The almost casual authority with which the county’s U-21 side swept Galway aside in their All-Ireland final a week later gave rise to heady speculation of another golden era for Premier hurling. But it never transpired: Kilkenny have recaptured the Liam MacCarthy twice since that match and Clare – who weren’t even in Tipperary’s rear view mirror in 2010 – are the current holders.
Tomorrow, the Tipperary hurling community will gather in Semple Stadium to see their troubled senior side try to stave off deepening relegation gloom by beating Dublin. The metropolitans have not won a game of hurling on Tipperary soil since February 1946, when they won by 9-6 to 2-2. But that fact is of cold comfort when set against the reality of Tipperary’s current form.

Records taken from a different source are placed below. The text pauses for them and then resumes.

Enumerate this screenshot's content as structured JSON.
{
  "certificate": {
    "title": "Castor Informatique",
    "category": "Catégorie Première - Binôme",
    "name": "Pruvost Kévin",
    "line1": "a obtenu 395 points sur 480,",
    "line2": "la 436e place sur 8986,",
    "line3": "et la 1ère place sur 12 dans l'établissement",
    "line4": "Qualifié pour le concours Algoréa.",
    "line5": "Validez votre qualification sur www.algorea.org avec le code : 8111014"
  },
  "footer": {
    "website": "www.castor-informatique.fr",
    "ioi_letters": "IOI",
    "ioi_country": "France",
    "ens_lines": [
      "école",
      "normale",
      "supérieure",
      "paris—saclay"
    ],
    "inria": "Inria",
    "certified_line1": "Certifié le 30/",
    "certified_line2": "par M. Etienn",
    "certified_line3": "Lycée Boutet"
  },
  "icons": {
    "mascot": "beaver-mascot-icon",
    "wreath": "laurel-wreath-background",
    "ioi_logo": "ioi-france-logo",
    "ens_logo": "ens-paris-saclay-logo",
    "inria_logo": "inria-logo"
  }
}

Last week’s defeat by Galway in Salthill seemed to pre-empt something of a general crisis of confidence within the county.
Eamon O’Shea, lauded as the key factor when he served as coach during Liam Sheedy’s managerial reign, put a brave face on the third consecutive defeat but acknowledged that losing to Galway was more disappointing than the previous defeats to Kilkenny or Clare.
On Ronan Quirke’s Monday evening radio show on Tipp FM, the comments ranged from pessimistic to despairing . . a lucky win against Waterford, something not right between the management and players, the defence, confidence etc. JJ Kennedy, the respected hurling commentator with the station, captured what he saw as the general mood in Salthill.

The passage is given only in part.